「人民の乗り物と言えば自転車」だったのも今は昔。2009年には、すでに自転車に代わって電動自転車が“市民の足”として使われていた。その電動自転車も年を追って姿を変えており、また一方ではマウンテンバイクのブームを受けて一部では自転車も人気になっている。

人気の電動自転車、トレンドは小型へ

 ひと昔前の中国を想像するに、人民服を着て自転車をこぐ集団を思い描く読者もいるだろう。しかし、古い街並みが高層ビルになったように、人気の乗り物も自転車から電動自転車へと変わっていった。電動自転車は、筆者が「2009年度版中国ヒット商品の記事」で紹介したように、2009年にはすでに中国全土に普及していた。あれから2年あまりが過ぎ、シティーサイクル(いわゆるママチャリ)は都市部の街中では滅多に見られなくなった。地域差はあるが、都市部にある自転車屋で販売されているのは電動自転車ばかり。自転車は子供用のみという状況だ。

ガテン系労働者の通勤手段は、今や電動自転車が基本
電動自転車屋さんはあるが、自転車屋さんはレアな存在

 「電動自転車」とひとくくりにしているが、さまざまなデザインのものが有名無名のメーカーからリリースされており、その流行はスクーター型からシティーサイクル型へ、さらに折り畳み自転車のようなタイヤの小さいものへと移り変わっていった。スクーター型の人気が凋落したのは、大都市でスクーター型電動自転車の走行・新規購入が禁止されたため。だが、小都市や農村部にはそういった規制がないので、今後はシティーサイクル型・折り畳み自転車型が大都市で、スクーター型が小都市や農村部でと、売り分けられることになるだろう。
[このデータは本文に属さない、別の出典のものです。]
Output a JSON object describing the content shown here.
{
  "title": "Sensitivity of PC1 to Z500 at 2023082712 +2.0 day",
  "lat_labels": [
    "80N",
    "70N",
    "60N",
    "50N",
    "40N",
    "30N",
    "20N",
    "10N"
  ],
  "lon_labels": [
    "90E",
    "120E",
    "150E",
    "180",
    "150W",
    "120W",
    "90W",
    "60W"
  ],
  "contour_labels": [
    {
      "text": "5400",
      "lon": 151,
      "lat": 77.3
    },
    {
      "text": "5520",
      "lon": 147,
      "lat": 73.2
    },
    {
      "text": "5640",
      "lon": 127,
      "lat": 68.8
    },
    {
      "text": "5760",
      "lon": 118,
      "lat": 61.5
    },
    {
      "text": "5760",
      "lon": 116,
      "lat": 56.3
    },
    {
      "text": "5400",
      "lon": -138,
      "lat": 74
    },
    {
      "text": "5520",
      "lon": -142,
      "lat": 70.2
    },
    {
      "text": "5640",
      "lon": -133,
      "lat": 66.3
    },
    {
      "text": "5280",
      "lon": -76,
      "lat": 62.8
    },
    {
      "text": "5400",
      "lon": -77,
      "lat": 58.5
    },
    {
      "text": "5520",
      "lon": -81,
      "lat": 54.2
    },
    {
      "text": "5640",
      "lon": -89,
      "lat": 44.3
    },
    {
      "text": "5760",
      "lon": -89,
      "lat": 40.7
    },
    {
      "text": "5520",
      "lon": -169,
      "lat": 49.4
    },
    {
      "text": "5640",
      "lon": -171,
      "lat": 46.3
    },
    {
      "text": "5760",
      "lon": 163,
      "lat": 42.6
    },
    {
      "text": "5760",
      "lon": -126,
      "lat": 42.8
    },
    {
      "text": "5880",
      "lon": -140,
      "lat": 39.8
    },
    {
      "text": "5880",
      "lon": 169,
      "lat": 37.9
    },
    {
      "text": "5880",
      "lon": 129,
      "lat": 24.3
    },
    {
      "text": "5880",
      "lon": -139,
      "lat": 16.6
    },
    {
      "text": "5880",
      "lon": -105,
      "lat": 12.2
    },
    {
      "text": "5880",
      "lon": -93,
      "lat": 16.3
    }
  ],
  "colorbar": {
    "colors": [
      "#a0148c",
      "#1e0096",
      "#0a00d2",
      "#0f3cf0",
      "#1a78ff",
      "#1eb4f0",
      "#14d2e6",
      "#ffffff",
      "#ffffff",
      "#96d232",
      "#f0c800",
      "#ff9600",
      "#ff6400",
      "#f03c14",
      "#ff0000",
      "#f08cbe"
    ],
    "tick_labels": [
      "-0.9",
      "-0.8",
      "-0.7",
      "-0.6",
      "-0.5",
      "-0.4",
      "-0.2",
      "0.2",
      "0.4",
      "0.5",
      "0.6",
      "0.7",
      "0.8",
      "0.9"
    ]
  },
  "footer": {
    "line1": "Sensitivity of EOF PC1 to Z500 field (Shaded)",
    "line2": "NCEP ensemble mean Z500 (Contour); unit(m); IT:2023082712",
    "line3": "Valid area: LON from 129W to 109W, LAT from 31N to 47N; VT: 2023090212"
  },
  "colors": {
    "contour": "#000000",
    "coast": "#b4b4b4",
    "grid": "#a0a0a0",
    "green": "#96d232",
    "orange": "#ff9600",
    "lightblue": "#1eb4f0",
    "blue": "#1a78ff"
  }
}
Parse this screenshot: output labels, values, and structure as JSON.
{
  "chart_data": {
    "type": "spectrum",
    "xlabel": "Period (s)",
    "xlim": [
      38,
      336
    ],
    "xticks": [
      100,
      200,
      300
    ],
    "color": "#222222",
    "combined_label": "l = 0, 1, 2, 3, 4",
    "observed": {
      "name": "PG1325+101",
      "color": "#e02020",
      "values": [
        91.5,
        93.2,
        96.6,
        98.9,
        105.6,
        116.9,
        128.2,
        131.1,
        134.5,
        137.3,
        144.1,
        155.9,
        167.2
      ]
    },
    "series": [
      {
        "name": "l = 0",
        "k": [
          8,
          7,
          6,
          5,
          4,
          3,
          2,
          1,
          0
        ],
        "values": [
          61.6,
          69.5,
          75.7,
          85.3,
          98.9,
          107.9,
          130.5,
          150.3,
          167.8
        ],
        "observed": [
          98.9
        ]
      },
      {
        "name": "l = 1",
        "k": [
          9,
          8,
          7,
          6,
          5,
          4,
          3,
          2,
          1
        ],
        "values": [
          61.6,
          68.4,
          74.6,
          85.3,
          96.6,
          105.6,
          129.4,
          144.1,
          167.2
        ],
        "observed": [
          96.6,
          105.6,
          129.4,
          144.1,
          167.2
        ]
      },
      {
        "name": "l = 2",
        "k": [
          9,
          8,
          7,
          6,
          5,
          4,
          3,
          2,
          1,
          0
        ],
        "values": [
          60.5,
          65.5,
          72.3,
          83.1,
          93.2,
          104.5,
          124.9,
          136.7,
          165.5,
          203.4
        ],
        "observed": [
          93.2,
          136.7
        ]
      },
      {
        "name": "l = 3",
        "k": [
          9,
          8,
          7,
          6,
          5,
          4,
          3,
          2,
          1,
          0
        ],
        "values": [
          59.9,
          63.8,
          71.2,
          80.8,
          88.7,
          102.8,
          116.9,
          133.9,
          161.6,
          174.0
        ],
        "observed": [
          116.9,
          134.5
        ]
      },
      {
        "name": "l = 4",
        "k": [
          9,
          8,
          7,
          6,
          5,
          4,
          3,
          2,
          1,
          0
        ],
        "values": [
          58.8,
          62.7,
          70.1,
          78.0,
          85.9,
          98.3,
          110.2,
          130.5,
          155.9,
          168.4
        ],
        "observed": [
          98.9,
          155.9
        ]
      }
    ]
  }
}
 気になるお値段は、日本で販売されている「電動自転車」よりもずっと安い。ならばバッテリーまわりを日本仕様にすれば日本で売れるかと言うと、これはNG。漢字表記は同じ「電動自転車」でも、日本の電動自転車は人力を補助する「電動アシスト自転車」であり、中国の「電動自転車」は日本では「原動機付自転車」に当たるからだ。

 では、原付としてならどうかという話だが、中国製品の宿命か、交換用の純正バッテリーがないといった脆弱なサポート体制に加え、バッテリーが爆発する心配もある。もちろん、中国だからと言って爆発は当たり前すぎる日常ではなく、ニュースになる程度には珍しいことではあるが……。